Regardez d’abord autour de vous
À remarquer
- Plaque « Carmen Alto »
- Plaque « Tandapata »
- Pavage de pierre
- Différences de niveau entre les rues
L’histoire du lieu
Le pavage de pierre sur le versant escarpé relie Carmen Alto à Tandapata, et la différence de niveau entre les rues se ressent encore sous les pieds. Le nom de la rue supérieure vient de la vénération de la Vierge du Carmel dans l’église San Blas voisine. Non loin de là se trouvait une petite maison d’une communauté religieuse de femmes, et la partie inférieure de la rue reçut le nom de Carmen Bajo. La maison elle-même n’existe plus : les galeries et les cellules détruites furent démolies après le tremblement de terre, et il n’en reste que le nom sur une plaque.
Tandapata portait autrefois le nom de Chacan Canal. Ce nom décrivait littéralement la rue : un large canal d’irrigation peu profond en parcourait le milieu et recevait l’eau de Sapantiana. Les habitants occupèrent peu à peu de maisons les anciennes terrasses agricoles incas, mais des potagers subsistaient derrière les cours. Il fallait les arroser à partir d’un seul cours d’eau.
Depuis le dernier quart du seizième siècle, l’eau était distribuée à Cuzco par tours, appelés tandas. Ici, les voisins la dirigeaient vers chaque parcelle à l’heure fixée. Pendant qu’une famille arrosait son potager, les autres attendaient. C’est cet ordre de passage qui donna à la rue le nom de Tandapata.
Le canal demeura une partie de l’économie quotidienne jusque dans le vingtième siècle. En mille neuf cent cinquante-trois, des contributions furent prélevées auprès des irrigants et des autres bénéficiaires de l’eau pour aménager le lit du canal. En mille neuf cent quatre-vingt-treize, les ouvriers municipaux firent passer le fossé à ciel ouvert sous la rue. Désormais, habitants et clients de petits hôtels passent au-dessus de l’ancien cours d’eau.

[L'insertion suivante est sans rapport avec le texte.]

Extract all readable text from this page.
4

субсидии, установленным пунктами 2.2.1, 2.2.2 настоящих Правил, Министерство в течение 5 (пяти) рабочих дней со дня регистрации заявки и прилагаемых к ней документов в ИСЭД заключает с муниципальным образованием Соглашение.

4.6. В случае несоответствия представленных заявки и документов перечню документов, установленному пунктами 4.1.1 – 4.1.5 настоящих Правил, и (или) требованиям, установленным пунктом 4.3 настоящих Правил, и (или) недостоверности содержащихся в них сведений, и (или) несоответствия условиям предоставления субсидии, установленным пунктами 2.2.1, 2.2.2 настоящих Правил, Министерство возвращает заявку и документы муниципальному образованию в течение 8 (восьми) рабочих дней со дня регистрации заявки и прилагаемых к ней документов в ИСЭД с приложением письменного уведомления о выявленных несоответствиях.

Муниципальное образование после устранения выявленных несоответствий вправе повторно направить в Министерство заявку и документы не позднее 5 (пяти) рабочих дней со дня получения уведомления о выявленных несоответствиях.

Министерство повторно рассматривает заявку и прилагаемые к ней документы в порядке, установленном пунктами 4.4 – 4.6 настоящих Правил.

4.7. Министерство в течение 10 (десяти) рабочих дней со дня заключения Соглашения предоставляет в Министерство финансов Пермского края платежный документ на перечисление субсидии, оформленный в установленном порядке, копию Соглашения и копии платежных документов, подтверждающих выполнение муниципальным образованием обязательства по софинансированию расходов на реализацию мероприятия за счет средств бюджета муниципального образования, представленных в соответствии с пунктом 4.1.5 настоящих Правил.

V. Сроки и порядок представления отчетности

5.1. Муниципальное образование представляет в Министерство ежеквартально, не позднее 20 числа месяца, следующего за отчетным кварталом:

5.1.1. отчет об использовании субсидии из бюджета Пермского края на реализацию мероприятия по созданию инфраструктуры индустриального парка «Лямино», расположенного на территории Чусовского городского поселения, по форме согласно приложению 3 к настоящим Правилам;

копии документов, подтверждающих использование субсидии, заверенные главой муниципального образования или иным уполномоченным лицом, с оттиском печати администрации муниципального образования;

De l’ancien ordre subsistent les terrasses et le nom, où l’on entend toujours l’attente de son tour pour l’eau.
Le nom de Carmen Alto est lié à l’église San Blas voisine. Les paroissiens y vénéraient une image de la Vierge du Carmel et célébraient sa fête. Près de l’église se trouvait le béatério du Carmel, une maison d’une communauté religieuse de femmes, établie plus modestement qu’un couvent. La rue supérieure fut appelée Carmen Alto, et son prolongement inférieur Carmen Bajo.
Le trente octobre mille six cent quatre-vingt-neuf, Pedro de Roa Izquierdo, un fonctionnaire chargé de protéger les habitants autochtones, se présenta aux portes du béatério. Il exigea d’être admis tard dans la soirée. La supérieure, Magdalena de San Juan Bautista, refusa : elle cherchait à préserver l’ordre clos et la réputation de la maison où vivaient des femmes non mariées.
Pedro se mit à qualifier publiquement les habitantes de prostituées, affirma que des hommes se glissaient chez elles par les toits et menaça les femmes de coups et de mort. Pour cette communauté peu fortunée, c’était une menace tout à fait concrète : ses membres subsistaient grâce à leur travail et aux aumônes. Cette nuit-là, les portes restèrent fermées. Magdalena engagea ensuite une action en diffamation, et des témoins confirmèrent les propos de Pedro. La conclusion de l’affaire judiciaire est perdue ; on ignore donc s’il fut puni.
Le béatério occupait une partie de l’actuelle Plazoleta de San Blas. Le tremblement de terre de mille neuf cent cinquante détruisit les galeries et les cellules, après quoi le bâtiment fut démoli. Au début de Carmen Alto, il n’en reste plus rien ; le nom de la communauté de femmes ne subsiste que sur une plaque de rue, et l’ordre du partage de l’eau sur celle d’à côté.
Sur place
Rues ouvertes ; il est préférable de les parcourir de jour ou à un moment bien éclairé.
Vérifié : 28 juin 2026. Vérifiez la source officielle avant votre visite.Observez depuis la rue et respectez les portes et les cours privées ; sur les portions inégales et circulées, surveillez à la fois vos pieds et les voitures.